The definition of a topological group says that it is a group where the inversion and multiplication are continous, but what exactly are the open sets in this topological space? and how we can show that once the inversion and multiplication are continuous, it satisfies the axioms of a topological space?
Could anyone please explain the idea and maybe the intuition of such an object? Thanks!
On
This might be a late answer, but I think there is a necessity to explain things in a more intuitive way.
A topological group is a group (as a set) endowed with some topological structure (think of this structure as the collection of those open sets). The first chapter of the any topology book will tell you that a set could be endowed with any topology (e.g., trivial topology, discrete topology) and it is also the case for a group.
However, when dealing with a group, the choice of topology cannot be that arbitrary, as the topology must satisfy two properties: multiplication continuous and inverse continuous.
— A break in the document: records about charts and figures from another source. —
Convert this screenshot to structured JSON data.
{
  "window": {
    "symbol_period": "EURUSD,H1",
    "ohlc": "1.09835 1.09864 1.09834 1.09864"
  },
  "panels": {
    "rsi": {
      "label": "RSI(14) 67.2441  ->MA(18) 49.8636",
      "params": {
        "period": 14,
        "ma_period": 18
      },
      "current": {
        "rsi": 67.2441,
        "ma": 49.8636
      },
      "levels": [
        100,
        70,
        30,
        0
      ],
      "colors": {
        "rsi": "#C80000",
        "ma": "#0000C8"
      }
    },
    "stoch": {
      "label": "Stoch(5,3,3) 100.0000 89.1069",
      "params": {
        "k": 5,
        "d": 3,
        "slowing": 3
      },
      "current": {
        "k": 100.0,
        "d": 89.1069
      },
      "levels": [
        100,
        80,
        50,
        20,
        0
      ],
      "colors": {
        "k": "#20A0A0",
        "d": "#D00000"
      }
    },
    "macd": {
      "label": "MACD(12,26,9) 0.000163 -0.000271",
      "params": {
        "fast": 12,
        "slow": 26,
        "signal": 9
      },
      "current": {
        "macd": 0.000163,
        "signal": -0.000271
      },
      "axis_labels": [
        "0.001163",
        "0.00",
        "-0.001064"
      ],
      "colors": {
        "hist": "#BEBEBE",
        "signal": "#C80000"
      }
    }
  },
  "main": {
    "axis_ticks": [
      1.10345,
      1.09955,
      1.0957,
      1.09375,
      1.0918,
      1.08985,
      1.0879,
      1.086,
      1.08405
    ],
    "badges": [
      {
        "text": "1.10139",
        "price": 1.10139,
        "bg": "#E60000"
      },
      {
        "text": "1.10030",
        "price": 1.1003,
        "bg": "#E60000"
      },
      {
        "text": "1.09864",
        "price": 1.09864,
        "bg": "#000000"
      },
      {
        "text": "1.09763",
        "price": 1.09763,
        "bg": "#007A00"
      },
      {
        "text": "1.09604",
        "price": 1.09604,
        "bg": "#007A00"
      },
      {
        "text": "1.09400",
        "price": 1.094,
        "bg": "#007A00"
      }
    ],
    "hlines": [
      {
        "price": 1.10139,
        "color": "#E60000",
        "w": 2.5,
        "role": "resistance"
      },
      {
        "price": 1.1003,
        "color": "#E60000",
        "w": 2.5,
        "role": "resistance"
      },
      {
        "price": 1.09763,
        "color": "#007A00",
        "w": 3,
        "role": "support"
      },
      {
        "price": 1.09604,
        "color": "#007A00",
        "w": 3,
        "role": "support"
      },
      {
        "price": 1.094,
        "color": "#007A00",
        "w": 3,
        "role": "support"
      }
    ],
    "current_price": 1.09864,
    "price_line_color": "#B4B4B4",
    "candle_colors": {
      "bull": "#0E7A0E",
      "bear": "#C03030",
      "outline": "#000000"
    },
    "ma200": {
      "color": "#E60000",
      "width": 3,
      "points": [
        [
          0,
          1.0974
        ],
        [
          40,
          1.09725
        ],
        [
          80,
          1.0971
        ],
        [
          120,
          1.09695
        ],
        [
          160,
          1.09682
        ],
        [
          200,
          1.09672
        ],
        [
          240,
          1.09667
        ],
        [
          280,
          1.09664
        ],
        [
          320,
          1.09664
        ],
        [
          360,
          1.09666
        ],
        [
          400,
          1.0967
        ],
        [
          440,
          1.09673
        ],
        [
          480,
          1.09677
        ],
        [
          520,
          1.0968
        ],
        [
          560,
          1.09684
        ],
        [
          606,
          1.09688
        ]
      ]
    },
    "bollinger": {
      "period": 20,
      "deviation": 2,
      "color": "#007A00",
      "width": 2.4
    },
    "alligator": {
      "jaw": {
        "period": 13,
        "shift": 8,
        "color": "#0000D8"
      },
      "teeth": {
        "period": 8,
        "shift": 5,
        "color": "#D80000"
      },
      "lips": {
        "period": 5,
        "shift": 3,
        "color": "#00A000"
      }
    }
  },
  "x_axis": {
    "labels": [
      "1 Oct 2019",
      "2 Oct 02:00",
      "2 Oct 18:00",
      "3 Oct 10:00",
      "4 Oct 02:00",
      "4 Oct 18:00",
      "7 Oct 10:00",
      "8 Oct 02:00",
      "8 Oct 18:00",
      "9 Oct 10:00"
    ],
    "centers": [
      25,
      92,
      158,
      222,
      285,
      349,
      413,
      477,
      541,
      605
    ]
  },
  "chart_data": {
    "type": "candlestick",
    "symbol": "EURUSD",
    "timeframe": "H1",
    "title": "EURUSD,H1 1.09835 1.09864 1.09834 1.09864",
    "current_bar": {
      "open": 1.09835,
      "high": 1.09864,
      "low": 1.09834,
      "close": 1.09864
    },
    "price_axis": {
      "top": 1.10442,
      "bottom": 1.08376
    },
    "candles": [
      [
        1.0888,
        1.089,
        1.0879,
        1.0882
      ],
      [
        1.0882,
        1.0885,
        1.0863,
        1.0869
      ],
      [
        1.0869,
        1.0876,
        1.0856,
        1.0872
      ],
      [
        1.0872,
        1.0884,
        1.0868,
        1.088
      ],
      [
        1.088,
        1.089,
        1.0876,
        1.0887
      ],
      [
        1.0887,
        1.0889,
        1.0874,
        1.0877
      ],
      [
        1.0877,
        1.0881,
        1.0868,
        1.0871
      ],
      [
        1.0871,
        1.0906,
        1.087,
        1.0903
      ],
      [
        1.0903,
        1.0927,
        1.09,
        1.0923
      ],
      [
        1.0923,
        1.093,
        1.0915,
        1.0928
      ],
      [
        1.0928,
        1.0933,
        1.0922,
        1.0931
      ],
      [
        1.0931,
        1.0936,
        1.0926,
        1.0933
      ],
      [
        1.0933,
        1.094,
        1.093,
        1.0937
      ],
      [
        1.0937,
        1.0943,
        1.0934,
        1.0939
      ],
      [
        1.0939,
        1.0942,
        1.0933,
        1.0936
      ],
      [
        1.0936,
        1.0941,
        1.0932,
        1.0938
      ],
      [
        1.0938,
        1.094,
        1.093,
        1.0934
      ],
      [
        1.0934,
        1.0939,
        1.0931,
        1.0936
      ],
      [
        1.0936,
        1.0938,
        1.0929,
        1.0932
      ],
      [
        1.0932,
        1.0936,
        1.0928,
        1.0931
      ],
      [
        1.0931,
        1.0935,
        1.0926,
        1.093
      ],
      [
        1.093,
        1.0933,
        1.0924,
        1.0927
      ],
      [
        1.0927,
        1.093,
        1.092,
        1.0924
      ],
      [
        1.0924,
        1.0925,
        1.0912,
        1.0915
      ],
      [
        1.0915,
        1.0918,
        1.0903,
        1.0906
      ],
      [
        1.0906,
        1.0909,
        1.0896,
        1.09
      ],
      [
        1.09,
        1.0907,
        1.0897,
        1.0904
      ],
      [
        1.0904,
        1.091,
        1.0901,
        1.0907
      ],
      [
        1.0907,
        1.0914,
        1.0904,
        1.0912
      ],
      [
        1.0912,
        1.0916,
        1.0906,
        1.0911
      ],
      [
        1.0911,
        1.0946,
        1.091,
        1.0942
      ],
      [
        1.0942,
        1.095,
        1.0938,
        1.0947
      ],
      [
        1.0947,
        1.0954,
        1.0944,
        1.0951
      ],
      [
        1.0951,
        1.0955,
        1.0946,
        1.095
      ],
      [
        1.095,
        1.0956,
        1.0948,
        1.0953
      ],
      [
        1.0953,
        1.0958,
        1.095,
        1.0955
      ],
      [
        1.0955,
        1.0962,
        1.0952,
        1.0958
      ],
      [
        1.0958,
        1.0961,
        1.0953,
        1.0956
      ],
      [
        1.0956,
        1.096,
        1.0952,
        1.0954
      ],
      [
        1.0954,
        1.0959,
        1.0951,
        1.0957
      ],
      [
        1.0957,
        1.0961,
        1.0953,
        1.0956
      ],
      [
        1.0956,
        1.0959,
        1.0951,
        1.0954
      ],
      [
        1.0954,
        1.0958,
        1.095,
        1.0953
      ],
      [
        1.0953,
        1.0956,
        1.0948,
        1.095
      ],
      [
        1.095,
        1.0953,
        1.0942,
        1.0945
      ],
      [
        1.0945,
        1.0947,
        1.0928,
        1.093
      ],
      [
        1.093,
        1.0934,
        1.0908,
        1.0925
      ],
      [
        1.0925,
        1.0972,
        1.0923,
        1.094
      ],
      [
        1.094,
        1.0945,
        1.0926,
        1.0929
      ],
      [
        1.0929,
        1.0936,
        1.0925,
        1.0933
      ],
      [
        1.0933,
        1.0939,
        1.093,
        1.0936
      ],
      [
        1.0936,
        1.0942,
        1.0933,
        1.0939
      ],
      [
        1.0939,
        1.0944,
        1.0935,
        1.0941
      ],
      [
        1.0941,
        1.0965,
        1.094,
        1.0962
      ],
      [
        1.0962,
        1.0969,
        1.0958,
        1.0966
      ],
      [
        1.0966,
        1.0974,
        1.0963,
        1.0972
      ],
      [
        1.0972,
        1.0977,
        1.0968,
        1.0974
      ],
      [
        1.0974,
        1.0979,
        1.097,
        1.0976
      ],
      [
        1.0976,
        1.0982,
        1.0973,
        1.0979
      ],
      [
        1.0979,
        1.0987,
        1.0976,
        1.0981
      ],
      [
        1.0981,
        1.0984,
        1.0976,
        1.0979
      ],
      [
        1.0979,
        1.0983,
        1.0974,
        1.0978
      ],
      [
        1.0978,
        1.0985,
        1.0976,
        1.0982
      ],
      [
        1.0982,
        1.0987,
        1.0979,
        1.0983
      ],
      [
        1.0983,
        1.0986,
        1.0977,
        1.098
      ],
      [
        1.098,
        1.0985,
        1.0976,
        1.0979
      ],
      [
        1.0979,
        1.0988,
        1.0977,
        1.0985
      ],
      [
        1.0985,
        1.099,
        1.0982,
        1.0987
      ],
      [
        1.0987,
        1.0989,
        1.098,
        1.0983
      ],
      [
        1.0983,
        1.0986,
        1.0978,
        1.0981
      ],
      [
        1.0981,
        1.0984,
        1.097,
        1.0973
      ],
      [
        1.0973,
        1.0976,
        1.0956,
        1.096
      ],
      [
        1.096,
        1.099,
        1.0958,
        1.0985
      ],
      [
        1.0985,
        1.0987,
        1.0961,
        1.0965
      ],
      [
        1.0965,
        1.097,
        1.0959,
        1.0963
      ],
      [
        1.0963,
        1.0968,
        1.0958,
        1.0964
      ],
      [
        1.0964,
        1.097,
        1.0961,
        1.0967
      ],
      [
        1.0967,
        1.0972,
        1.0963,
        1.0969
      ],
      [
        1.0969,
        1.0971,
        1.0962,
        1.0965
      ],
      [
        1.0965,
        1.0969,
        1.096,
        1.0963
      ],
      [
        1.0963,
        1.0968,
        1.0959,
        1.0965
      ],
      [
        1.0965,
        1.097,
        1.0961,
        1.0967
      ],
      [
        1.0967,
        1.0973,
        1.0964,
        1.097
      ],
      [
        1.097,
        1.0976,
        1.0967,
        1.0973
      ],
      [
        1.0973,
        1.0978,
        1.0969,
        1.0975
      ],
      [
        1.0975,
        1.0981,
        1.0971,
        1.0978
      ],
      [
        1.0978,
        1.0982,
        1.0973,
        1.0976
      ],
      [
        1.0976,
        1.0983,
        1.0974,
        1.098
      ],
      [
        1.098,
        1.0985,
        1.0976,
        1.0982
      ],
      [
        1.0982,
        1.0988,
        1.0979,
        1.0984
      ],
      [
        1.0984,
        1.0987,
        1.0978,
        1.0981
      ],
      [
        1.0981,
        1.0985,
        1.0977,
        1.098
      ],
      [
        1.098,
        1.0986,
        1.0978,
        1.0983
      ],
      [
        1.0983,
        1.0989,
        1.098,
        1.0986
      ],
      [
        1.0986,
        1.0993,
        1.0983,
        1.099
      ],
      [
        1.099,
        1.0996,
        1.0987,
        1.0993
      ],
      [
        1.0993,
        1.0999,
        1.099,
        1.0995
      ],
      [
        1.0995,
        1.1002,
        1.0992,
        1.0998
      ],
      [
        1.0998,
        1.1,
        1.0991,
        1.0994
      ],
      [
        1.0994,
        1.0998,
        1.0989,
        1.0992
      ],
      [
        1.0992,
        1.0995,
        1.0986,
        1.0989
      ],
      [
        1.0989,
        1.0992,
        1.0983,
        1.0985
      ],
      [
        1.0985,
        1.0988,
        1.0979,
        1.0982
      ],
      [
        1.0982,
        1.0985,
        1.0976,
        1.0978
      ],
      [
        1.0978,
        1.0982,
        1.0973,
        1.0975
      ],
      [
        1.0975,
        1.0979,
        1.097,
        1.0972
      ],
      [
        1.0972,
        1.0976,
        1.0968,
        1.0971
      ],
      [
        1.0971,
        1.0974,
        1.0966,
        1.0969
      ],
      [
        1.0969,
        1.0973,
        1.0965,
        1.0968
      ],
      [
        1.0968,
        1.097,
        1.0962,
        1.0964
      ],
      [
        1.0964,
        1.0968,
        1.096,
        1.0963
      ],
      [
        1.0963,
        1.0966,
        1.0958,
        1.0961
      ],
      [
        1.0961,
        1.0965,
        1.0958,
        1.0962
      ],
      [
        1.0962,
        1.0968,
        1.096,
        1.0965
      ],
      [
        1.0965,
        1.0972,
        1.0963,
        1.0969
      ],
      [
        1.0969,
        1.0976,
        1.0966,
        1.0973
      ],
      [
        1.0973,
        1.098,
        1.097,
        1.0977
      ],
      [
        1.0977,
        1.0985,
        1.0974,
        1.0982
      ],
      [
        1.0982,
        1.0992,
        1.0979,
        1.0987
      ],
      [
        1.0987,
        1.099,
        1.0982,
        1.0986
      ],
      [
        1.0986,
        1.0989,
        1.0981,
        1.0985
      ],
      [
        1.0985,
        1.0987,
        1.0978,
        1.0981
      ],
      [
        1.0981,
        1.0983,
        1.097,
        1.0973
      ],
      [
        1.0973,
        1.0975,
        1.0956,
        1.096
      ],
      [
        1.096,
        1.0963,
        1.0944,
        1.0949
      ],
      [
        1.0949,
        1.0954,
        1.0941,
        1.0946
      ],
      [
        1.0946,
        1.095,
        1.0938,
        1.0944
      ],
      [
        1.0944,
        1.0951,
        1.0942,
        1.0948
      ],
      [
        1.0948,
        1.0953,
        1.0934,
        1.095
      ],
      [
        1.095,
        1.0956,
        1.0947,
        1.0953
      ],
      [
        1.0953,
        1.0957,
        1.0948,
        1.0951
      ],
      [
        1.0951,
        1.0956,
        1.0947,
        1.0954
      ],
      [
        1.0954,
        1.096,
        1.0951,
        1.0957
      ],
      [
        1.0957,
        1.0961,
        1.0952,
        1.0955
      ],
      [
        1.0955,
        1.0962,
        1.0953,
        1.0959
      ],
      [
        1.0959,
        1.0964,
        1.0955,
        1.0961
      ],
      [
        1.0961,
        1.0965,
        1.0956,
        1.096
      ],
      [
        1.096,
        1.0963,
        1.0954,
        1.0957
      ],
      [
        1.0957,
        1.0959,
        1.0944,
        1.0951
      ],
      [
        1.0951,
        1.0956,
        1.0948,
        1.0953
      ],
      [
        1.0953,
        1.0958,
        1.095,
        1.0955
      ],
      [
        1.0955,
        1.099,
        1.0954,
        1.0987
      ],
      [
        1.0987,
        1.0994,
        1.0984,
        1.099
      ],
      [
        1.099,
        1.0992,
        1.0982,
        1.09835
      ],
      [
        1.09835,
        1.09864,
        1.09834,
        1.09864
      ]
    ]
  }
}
In other words, any topology that satisfy these two properties could serve as a group topology.
So, when you ask what are the open sets of a group topology, it could be anything; and vice versa, an open set in one group topology could be open/closed in another group topology.
The key point that: The topology (open sets) are not uniquely determined by the group itself.
Hope this clarifies a bit.
A topological group, $G$, is a topological space which is also a group such that the group operations of product:
$G\times G\to G:(x,y)\mapsto xy $
and taking inverses:
$ G\to G:x\mapsto x^{-1}$
are continuous. Here $G × G $ is viewed as a topological space with the product topology.